Features - Articles - Defining Moments

The biggest challenge facing many people who move to a foreign country is learning a new language. I've been fairly lucky in that respect since my interest in languages led me to start learning Swedish on my own as soon as I developed an interest in a Swedish guy. In addition, I've always had a bit of a knack for picking up languages, so by the time I moved to Sweden four years ago, I could read the language well enough to get myself around Stockholm with little trouble (aside from my terrible sense of direction, that is), and even to get the gist of short newspaper articles. Once I was actually here, my language development moved even more quickly and after less than a year I could converse reasonably well--if fairly superficially--about most subjects.
A year-and-a-half after the move, my husband and I moved to northern Sweden--where most people speak English with much less ease than in Stockholm--and suddenly I was forced to conduct the bulk of my communication, social and otherwise, in Swedish. While this situation proved frustrating at times, it was very good for my language skills and within a relatively short time I had reached a level that many would call fluency. I wasn't so sure. While reading and writing the language came easily enough to me, understanding it spoken came somewhat less easily, particularly when listening to the television or radio or speaking to someone on the phone, and when it came to speaking I felt no more than adequate.
As time went by, my Swedish proficiency continued to grow, but my confidence did not follow suit. Even after I scored the highest possible grade in the "official fluency course," I did not feel as though I could say with honesty that I spoke fluent Swedish. That came only after our internet connection went down one day last fall, and my husband wasn't home to make the call to tech support himself.

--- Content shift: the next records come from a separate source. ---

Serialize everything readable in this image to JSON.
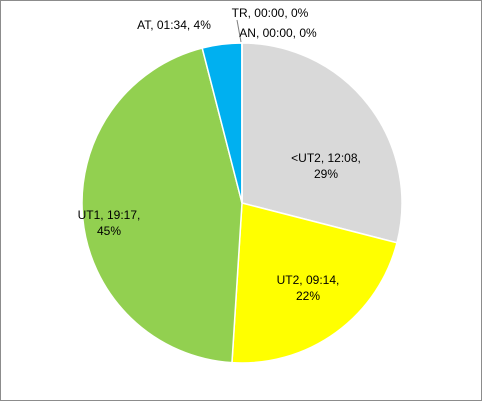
{
  "chart_data": {
    "type": "pie",
    "categories": [
      "<UT2",
      "UT2",
      "UT1",
      "AT",
      "TR",
      "AN"
    ],
    "labels": [
      "<UT2, 12:08, 29%",
      "UT2, 09:14, 22%",
      "UT1, 19:17, 45%",
      "AT, 01:34, 4%",
      "TR, 00:00, 0%",
      "AN, 00:00, 0%"
    ],
    "values": [
      29,
      22,
      45,
      4,
      0,
      0
    ],
    "colors": [
      "#d9d9d9",
      "#ffff00",
      "#92d050",
      "#00b0f0",
      "#a5a5a5",
      "#4472c4"
    ]
  }
}
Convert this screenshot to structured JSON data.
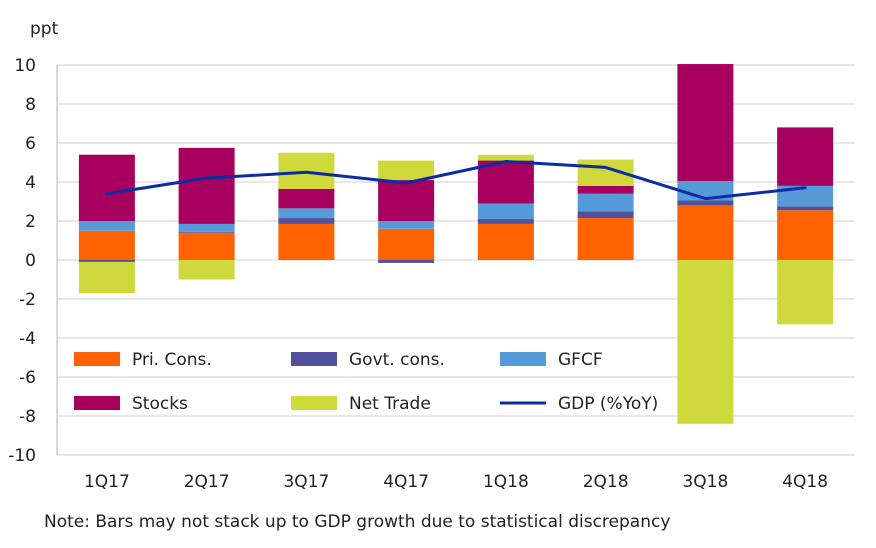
{
  "chart_data": {
    "type": "bar",
    "stacked": true,
    "ylabel": "ppt",
    "ylim": [
      -10,
      10
    ],
    "yticks": [
      10,
      8,
      6,
      4,
      2,
      0,
      -2,
      -4,
      -6,
      -8,
      -10
    ],
    "grid": true,
    "categories": [
      "1Q17",
      "2Q17",
      "3Q17",
      "4Q17",
      "1Q18",
      "2Q18",
      "3Q18",
      "4Q18"
    ],
    "series": [
      {
        "name": "Pri. Cons.",
        "color": "#ff6200",
        "values": [
          1.5,
          1.4,
          1.85,
          1.6,
          1.85,
          2.15,
          2.8,
          2.55
        ]
      },
      {
        "name": "Govt. cons.",
        "color": "#525199",
        "values": [
          -0.1,
          0.05,
          0.3,
          -0.15,
          0.25,
          0.35,
          0.25,
          0.2
        ]
      },
      {
        "name": "GFCF",
        "color": "#559bd9",
        "values": [
          0.5,
          0.4,
          0.5,
          0.4,
          0.8,
          0.9,
          1.0,
          1.05
        ]
      },
      {
        "name": "Stocks",
        "color": "#a8005e",
        "values": [
          3.4,
          3.9,
          1.0,
          2.1,
          2.2,
          0.4,
          6.0,
          3.0
        ]
      },
      {
        "name": "Net Trade",
        "color": "#d0d93b",
        "values": [
          -1.6,
          -1.0,
          1.85,
          1.0,
          0.3,
          1.35,
          -8.4,
          -3.3
        ]
      }
    ],
    "line": {
      "name": "GDP (%YoY)",
      "color": "#0b2da3",
      "values": [
        3.4,
        4.2,
        4.5,
        3.95,
        5.05,
        4.75,
        3.15,
        3.7
      ]
    },
    "legend": {
      "placement": "inside-bottom-left",
      "rows": [
        [
          "Pri. Cons.",
          "Govt. cons.",
          "GFCF"
        ],
        [
          "Stocks",
          "Net Trade",
          "GDP (%YoY)"
        ]
      ]
    }
  },
  "note": "Note: Bars may not stack up to GDP growth due to statistical discrepancy"
}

In accordance with Murphy's Law, we have major computer problems at home only when my husband--the computer professional--is not available to fix them. This last problem struck just two days into his ten-day business trip to Malta, and I simply could not wait more than a week to get online again. Instead of calling our ISP's tech support, however, I called my husband. In Malta. He urged me to call tech support, but I protested vehemently that there was no way I could do that. I hated speaking Swedish on the phone under the best of conditions, and the prospect of trying to manage a detailed conversation in tech-speak was simply out of the question.
My husband, being the patient and understanding soul that he is, did his best to talk me through the diagnostics. He helped me run a number of tests, but they all proved fruitless. Without being in front of the machine he had reached the limit of what he could do. And as if that weren't bad enough, he needed for it to be fixed, too, because the work he was doing required him to log on to our server at home. Something had to be done and by default it fell on me to do it.
After much pacing and muttering, I braced myself and made the call to tech support. The guy who answered the phone had a thick dialect and was very difficult for me to understand. Not only that, but he could have used some work on his customer service skills. Mercifully, it was a brief call. He told me to call my neighbors and ask them if their internet connections were up and running. If they were, the problem was definitely with us and I should call back to see if we could figure it out.
I called my brother-in-law who lives a couple of houses over and he told me that their internet was working just fine, so I gathered my courage again and made another call to tech support. Much to my relief, I got a different person and he was much, much easier for me to understand. He was also helpful and friendly, and over the course of the next fifteen minutes or so, the two of us worked together to figure out the problem. As it turned out, our electrical adapter had given up the ghost, so he sent one right out to us and all was right again in our world.
And things were maybe even a bit more than right in my world because that phone call is what finally made me believe that I really could speak Swedish. Up to that point I had usually had my husband make phone calls for me because I didn't feel as though I could handle it myself, but since then I don't think twice when I have to make a phone call to the doctor's office or to my daughter's teacher or to anyone to whom I might have to speak Swedish. Because I speak fluent Swedish, too.